Additional Tips for Writing Good Reviews

  • Take the time to write good reviews. Ideally, you should read a paper and then think about it over the course of several days before you write your review.

  • Short reviews are unhelpful to authors, other reviewers, and Area Chairs. If you have agreed to review a paper, you should take enough time to write a thoughtful and detailed review.

  • Be specific when you suggest that the writing needs to be improved. If there is a particular section that is unclear, point it out and give suggestions for how it can be clarified.

  • Be specific about novelty. Claims in a review that the submitted work "has been done before" MUST be backed up with specific references and an explanation of how closely they are related. At the same time, for a positive review, be sure to summarize what novel aspects are most interesting in the Strengths section.

  • Do not reject papers solely because they are missing citations or comparisons to prior work that has only been published without review (e.g., arXiv or technical reports). Refer to the FAQ below for more details on handling arXiv prior art.

  • Don't give away your identity by asking the authors to cite several of your own papers.

  • If you think the paper is out of scope for ICCV's subject areas, clearly explain why in the review. Then suggest other publication possibilities (journals, conferences, workshops) that would be a better match for the paper. However, unless area mismatch is extreme, you should keep an open mind, because we want a diverse set of good papers at the conference.

  • The tone of your review is important. A harshly written review will be resented by the authors, regardless of whether your criticisms are true. If you take care, it is always possible to word your review constructively while staying true to your thoughts about the paper.

  • Avoid referring to the authors in the second person ("you"). Instead, use the third person ("the authors" or "the paper"). Referring to the authors as "you" can be perceived as being confrontational, even though you may not mean it this way.

  • Be generous about giving the authors new ideas for how they can improve their work. You might suggest a new technical tool that could help, a dataset that could be tried, an application area that might benefit from their work, or a way to generalize their idea to increase its impact.

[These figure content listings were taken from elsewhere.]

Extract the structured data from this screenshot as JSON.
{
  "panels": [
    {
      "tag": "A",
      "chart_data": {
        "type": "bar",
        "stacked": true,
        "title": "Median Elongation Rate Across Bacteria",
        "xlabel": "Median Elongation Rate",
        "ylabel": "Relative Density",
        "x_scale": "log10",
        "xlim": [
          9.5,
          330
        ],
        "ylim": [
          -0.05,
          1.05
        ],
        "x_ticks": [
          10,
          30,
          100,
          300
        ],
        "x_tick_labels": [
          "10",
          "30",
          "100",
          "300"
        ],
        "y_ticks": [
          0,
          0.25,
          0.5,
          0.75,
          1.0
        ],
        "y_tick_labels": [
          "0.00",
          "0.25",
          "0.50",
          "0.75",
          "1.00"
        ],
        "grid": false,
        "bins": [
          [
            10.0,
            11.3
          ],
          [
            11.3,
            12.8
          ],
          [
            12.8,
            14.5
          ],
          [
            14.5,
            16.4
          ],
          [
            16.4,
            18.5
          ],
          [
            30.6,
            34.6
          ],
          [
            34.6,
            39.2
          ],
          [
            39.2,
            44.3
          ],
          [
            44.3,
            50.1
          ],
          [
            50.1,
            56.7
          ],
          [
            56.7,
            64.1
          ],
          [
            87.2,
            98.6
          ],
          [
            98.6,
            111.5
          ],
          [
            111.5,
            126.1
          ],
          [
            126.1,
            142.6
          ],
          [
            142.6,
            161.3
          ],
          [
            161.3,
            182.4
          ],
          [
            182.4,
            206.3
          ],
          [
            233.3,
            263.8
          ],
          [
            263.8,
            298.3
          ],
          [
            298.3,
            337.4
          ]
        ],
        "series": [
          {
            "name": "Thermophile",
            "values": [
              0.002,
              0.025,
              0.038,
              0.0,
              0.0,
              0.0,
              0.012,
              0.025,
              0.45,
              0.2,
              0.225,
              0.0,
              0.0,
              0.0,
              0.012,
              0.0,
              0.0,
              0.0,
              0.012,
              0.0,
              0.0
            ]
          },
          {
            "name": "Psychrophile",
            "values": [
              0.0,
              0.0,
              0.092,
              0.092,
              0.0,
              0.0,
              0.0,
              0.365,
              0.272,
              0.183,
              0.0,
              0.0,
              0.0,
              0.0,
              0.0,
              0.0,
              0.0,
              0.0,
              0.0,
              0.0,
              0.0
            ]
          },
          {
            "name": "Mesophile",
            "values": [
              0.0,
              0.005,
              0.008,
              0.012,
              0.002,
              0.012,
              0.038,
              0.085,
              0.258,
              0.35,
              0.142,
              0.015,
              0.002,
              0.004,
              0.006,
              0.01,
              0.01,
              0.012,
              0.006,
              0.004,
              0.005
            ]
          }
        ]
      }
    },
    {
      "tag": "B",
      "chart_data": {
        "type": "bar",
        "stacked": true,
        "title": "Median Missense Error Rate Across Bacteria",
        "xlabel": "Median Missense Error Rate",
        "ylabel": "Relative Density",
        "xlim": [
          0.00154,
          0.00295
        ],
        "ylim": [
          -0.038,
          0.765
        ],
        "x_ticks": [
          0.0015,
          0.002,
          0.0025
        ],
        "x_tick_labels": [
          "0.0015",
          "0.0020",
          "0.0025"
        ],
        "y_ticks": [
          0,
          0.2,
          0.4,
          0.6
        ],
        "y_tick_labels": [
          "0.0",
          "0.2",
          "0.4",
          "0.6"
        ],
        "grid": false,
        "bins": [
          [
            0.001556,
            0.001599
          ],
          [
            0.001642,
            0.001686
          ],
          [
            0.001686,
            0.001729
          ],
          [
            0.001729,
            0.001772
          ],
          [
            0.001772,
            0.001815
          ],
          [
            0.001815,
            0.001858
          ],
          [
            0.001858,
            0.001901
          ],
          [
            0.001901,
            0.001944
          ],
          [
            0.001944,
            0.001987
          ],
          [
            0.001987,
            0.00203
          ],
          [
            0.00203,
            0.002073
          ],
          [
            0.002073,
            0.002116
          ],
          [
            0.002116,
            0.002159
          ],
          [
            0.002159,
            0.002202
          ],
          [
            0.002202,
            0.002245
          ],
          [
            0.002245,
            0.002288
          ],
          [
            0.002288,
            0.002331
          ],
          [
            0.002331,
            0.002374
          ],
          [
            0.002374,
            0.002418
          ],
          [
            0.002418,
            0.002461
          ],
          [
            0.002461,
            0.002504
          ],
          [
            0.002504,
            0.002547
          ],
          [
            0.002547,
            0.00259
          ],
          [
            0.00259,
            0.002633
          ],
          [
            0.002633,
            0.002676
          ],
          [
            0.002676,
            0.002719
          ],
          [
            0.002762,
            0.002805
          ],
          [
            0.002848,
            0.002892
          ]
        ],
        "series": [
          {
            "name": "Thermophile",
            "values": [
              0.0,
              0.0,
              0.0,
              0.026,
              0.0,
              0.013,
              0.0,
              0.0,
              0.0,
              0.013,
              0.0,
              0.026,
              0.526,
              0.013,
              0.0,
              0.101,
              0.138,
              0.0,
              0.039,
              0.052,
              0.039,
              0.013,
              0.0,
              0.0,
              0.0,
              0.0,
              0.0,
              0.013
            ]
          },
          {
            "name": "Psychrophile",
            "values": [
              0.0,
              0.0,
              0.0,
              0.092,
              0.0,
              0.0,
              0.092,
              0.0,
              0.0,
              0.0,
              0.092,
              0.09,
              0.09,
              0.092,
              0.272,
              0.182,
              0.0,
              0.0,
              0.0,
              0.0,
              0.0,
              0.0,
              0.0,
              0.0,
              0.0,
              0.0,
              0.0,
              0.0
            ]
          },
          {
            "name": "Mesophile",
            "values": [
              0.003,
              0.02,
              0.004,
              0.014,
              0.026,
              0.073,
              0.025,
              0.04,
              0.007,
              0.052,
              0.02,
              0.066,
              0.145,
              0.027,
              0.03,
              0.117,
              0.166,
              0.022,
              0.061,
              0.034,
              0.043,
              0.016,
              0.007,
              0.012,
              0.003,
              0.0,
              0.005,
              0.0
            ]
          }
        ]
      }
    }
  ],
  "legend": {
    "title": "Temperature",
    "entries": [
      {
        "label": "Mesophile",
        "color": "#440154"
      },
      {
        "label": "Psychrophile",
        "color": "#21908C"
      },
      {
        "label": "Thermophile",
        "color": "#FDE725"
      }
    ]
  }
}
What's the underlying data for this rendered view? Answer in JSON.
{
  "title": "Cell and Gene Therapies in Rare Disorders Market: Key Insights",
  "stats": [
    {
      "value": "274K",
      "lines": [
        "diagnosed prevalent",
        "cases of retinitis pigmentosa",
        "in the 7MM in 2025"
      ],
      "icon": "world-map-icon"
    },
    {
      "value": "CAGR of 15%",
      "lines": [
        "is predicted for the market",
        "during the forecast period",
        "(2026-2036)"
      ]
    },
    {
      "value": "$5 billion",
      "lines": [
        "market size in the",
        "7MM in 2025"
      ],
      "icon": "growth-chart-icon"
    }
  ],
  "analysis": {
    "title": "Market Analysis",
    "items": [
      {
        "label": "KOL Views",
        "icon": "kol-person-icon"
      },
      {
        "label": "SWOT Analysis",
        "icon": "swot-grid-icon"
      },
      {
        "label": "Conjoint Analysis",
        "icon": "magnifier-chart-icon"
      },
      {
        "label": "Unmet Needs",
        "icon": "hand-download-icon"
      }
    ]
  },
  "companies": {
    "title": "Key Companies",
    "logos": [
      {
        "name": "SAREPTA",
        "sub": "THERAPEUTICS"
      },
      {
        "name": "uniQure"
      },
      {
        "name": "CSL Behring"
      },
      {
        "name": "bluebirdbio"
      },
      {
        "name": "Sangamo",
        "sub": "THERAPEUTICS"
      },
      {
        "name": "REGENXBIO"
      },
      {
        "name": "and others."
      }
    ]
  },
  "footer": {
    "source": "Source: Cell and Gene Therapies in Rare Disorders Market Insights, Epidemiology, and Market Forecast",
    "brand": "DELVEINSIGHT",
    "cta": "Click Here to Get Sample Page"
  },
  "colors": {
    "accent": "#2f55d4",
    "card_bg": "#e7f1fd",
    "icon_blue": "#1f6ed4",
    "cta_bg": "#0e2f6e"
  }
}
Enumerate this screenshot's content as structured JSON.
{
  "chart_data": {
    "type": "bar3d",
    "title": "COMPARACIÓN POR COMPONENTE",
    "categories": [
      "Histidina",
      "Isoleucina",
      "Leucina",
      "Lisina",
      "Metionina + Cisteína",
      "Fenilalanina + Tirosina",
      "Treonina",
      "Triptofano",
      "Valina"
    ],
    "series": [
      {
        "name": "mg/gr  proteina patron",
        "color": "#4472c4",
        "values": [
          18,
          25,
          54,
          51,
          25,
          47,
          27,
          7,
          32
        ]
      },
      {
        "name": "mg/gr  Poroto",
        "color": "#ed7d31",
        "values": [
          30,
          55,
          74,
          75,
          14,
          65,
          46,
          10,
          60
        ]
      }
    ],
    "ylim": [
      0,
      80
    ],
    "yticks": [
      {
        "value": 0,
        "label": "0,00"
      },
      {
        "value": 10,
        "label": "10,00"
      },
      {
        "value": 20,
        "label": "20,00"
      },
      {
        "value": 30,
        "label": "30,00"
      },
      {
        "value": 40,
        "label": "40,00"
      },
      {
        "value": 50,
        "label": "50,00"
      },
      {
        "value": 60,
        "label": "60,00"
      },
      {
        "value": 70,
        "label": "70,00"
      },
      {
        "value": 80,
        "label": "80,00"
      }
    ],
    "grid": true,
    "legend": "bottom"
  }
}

  • The Author-Guidelines writes that “A paper must be fully anonymized”, “A paper must use a given template”, “A paper must be at most 8 pages excluding references”, “A code must be anonymized”, etc. A reviewer may want to instantly reject upon identifying such a violation. However, we still want reviewers to review all the given papers at default. PCs have already filtered out obvious violation cases. If you think that a paper violates our guideline and should be rejected without a review, please email Program Chairs ( for instructions instead of writing a single-line review such as “The paper violates a guideline and should be rejected”.

  • Reviewers SHOULD NOT reject a paper solely because another paper with a similar idea has already appeared on arXiv. If the reviewer suspects plagiarism or academic dishonesty, they are encouraged to bring these concerns to the attention of Area and Program Chairs.

Finally, keep in mind that a thoughtful review not only benefits the authors, but also yourself. Your reviews are read by other reviewers and especially the Area Chairs, in addition to the authors. Being a helpful reviewer will generate good will towards you in the research community and may even help you to win an Outstanding Reviewer award.